Prof. Dr. Joachim Giesen, Friedrich-Schiller-Universität Jena

Dr. Sören Laue, Friedrich-Schiller-Universität Jena

 

 

Description:

Optimization problems are ubiquitous in science, engineering and economics. Thus, it is not surprising that optimization problems come in many different flavors. In our proposal we focus on large-scale convex optimization problems. Another important class are discrete optimization problems, like for instance computing shortest paths, minimum or maximum cuts, network flows, or vertex covers in the context of graph algorithms. Many discrete problems have relaxations as linear or semidefinite programs, or can even be cast as convex optimization problems. Relaxations are often an essential part of approximation algorithms for combinatorial optimization problems. Hence, discrete and combinatorial Big Data optimization problems can greatly benefit from generic, parallel and distributed convex optimization software. 

Staff:

Prof. Dr. Marc Fischlin, Technische Universität Darmstadt
Prof. Dr.

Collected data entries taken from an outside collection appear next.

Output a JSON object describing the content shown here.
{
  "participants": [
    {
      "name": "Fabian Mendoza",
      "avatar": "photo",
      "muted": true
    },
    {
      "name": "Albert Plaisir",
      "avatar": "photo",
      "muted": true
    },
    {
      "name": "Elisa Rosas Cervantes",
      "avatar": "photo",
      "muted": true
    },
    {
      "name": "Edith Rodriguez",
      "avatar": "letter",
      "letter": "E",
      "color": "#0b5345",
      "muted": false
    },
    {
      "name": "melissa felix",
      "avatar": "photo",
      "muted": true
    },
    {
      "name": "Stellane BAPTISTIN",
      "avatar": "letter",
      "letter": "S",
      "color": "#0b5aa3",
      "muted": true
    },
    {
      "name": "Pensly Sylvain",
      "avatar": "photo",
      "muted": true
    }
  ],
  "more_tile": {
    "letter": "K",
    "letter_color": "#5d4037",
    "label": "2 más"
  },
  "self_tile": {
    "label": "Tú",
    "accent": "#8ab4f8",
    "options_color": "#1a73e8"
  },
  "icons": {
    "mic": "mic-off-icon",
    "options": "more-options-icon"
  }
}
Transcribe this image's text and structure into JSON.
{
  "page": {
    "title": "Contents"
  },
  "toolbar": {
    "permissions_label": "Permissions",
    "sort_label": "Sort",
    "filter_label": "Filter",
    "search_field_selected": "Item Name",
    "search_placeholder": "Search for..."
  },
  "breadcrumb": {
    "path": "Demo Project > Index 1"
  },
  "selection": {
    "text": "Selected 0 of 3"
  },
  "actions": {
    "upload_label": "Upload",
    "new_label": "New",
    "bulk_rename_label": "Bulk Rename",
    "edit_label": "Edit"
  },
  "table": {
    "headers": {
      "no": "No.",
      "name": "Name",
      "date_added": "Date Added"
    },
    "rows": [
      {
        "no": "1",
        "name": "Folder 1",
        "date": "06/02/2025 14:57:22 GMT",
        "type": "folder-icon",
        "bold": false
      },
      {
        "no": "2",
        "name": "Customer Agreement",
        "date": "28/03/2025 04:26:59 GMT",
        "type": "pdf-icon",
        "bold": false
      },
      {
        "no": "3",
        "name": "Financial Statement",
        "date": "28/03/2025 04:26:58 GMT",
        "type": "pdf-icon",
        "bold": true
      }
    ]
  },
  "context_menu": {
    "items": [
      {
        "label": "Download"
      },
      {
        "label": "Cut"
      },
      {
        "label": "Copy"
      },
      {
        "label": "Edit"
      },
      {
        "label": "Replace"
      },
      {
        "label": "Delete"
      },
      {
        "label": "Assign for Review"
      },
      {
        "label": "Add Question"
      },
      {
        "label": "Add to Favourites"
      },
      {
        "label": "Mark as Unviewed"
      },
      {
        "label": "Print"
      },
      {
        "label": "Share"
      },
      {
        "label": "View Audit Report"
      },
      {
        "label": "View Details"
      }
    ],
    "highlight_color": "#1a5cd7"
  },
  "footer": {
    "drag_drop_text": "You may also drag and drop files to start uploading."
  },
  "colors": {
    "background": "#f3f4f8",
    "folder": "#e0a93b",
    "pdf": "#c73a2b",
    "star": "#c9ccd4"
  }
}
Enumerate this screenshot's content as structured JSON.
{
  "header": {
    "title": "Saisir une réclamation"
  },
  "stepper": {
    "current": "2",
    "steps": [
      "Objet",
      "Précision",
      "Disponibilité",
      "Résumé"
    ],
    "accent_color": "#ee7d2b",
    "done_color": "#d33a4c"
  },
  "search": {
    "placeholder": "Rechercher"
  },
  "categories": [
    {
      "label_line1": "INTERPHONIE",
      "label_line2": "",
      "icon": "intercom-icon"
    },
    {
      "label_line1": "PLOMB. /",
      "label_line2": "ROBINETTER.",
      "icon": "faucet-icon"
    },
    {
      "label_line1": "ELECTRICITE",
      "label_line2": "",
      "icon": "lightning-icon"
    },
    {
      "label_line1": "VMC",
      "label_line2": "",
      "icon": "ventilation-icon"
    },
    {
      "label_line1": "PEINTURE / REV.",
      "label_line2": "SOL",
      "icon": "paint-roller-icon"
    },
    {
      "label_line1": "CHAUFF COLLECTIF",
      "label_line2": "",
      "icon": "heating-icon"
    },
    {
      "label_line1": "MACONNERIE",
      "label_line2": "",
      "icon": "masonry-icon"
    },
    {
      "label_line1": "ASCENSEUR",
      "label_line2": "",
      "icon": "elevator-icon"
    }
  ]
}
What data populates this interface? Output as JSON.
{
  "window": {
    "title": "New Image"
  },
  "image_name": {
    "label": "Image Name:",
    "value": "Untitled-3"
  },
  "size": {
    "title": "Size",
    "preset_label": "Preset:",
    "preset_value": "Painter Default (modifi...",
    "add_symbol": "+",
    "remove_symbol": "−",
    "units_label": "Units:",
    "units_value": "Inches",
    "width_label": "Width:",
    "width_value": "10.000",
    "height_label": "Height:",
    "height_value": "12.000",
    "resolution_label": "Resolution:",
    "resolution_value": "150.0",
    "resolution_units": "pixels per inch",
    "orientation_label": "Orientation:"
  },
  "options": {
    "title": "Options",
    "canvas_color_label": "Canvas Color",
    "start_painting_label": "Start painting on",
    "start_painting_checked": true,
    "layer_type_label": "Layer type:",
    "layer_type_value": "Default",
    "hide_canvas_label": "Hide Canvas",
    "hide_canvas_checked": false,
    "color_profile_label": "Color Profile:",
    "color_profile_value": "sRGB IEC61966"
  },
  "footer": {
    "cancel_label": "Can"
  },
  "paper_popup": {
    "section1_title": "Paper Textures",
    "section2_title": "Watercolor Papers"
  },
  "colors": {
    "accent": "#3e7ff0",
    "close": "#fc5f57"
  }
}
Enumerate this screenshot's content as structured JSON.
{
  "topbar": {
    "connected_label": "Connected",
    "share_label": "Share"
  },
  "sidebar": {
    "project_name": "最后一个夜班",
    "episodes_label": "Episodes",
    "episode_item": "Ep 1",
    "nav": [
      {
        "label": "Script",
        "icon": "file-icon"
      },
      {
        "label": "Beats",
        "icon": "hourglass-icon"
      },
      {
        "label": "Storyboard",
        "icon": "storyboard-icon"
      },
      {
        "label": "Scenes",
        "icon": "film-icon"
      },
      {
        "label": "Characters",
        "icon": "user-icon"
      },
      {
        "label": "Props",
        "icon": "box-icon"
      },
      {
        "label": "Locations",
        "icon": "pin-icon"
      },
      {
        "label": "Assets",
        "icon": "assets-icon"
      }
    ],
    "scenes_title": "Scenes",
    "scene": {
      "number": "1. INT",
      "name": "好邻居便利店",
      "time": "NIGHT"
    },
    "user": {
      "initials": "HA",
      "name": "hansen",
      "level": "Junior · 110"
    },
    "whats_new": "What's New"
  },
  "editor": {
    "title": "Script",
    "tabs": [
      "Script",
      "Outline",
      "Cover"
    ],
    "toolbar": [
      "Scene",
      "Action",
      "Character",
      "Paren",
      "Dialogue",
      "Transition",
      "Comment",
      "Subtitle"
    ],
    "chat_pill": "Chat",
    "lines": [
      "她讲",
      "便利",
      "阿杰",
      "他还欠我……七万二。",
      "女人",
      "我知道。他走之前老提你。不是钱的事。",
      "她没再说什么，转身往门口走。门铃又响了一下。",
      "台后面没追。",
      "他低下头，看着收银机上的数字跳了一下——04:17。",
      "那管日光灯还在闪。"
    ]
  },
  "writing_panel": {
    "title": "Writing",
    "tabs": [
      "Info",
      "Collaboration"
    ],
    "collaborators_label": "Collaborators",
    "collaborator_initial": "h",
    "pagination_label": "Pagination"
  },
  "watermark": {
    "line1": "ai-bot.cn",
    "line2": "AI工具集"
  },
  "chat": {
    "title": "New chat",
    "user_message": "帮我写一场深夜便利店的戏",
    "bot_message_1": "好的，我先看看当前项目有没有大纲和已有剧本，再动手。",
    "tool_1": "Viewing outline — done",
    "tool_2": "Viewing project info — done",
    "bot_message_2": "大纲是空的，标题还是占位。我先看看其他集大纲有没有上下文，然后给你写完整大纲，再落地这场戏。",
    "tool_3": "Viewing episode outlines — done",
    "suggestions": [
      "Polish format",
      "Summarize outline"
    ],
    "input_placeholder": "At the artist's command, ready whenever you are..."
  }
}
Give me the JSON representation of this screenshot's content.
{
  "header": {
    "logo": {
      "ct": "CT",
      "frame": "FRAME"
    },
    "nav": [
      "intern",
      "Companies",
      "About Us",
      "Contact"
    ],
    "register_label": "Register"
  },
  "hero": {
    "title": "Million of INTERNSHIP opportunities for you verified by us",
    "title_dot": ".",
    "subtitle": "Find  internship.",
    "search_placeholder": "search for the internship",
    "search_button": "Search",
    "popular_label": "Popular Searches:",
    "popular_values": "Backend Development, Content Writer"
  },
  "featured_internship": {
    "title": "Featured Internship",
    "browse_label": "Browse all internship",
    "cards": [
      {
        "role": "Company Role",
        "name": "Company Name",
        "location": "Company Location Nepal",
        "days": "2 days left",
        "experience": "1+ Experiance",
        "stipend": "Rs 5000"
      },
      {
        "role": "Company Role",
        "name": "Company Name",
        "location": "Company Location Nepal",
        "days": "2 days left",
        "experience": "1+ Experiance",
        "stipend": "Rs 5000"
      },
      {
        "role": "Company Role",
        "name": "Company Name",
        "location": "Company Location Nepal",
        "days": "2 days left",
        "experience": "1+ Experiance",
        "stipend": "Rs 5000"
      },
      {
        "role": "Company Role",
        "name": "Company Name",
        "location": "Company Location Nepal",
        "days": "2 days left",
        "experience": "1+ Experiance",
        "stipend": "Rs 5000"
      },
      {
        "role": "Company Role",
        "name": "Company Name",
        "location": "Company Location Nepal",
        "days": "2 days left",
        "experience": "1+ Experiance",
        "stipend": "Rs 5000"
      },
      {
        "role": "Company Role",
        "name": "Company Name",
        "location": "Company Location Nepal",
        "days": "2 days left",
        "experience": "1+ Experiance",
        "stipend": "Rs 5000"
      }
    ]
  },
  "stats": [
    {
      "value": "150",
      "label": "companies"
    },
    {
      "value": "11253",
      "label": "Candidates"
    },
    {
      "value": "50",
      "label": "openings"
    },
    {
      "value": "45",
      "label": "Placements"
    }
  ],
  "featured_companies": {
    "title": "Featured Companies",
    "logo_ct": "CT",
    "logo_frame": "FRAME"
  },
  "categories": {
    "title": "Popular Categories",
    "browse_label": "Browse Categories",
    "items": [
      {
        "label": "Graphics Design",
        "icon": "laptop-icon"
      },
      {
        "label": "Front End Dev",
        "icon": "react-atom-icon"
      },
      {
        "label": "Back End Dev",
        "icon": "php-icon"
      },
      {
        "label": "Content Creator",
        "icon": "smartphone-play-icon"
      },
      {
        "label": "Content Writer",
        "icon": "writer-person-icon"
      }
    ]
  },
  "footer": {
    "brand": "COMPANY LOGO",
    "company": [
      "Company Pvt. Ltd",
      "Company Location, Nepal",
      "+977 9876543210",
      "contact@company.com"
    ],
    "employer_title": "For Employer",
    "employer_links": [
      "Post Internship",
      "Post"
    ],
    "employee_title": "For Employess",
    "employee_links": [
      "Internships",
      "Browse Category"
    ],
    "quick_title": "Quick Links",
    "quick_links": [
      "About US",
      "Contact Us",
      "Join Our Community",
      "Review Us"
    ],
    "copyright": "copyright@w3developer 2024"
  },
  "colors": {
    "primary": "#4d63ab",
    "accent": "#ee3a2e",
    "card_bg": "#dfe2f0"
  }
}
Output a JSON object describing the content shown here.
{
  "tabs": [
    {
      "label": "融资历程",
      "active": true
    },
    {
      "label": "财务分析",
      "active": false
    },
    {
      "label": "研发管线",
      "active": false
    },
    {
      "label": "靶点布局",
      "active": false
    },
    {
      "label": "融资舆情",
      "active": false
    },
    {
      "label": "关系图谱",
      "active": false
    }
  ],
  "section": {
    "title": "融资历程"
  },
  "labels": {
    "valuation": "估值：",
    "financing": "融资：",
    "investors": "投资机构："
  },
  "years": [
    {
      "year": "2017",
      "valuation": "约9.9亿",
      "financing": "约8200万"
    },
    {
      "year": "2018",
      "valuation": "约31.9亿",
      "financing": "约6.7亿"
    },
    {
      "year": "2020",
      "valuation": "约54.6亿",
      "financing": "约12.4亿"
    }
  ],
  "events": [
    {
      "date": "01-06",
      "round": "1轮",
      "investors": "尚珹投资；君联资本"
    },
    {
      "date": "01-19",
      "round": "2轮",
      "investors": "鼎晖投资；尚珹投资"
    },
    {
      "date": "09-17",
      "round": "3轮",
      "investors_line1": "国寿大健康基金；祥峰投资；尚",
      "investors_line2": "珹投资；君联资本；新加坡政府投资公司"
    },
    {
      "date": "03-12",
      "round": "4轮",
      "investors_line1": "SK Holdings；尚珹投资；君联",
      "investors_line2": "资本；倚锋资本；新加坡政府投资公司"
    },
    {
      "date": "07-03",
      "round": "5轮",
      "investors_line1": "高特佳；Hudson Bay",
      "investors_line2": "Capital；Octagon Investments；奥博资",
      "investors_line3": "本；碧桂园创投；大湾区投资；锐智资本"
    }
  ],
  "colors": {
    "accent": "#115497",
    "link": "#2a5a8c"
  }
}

Alexander May, Ruhr-Universität Bochum

   

Description:

Since Edward Snowden's disclosures of massive abuse of huge amounts of data by NSA and other agencies, it is evident that every individual and every company which cares about the privacy of their data has to take measures to protect the data. This is even more true for outsourced data in cloud storage and cloud computing scenarios, and when handling big data through third parties such as via Amazon's Elastic MapReduce. Standard cryptographic means such as encryption in general do not work here because by the very nature of encryption, scrambling all reasonable information, the semantics of the data are hidden and cannot be used by third parties to perform operations; the option of decrypting the data for the operations would violate the idea of protecting the data from the service provider. To reconcile the need for security with the ability to outsource computations we thus need cryptography which is compatible with the desired operations. 

Staff:

Prof. Dr. Ulrik Brandes, ETH Zürich
Prof. Dr. Dorothea Wagner, Karlsruher Institut für Technologie

 

 

 Description:

We intend to devise novel methods to cluster large-scale static and dynamic online social networks. Our approach is based on skeleton structures that represent and amplify variation in local cohesion, and that are defined locally to facilitate efficient computation. In addition to simplifying the clustering problem, they shall also provide a novel understanding of community dynamics, capturing more directly the agency of social actors. Finding patterns in online social relationships and interactions is one of the most prominent applications of big data today, largely driven by the relative ease of data collection and its economic and political value.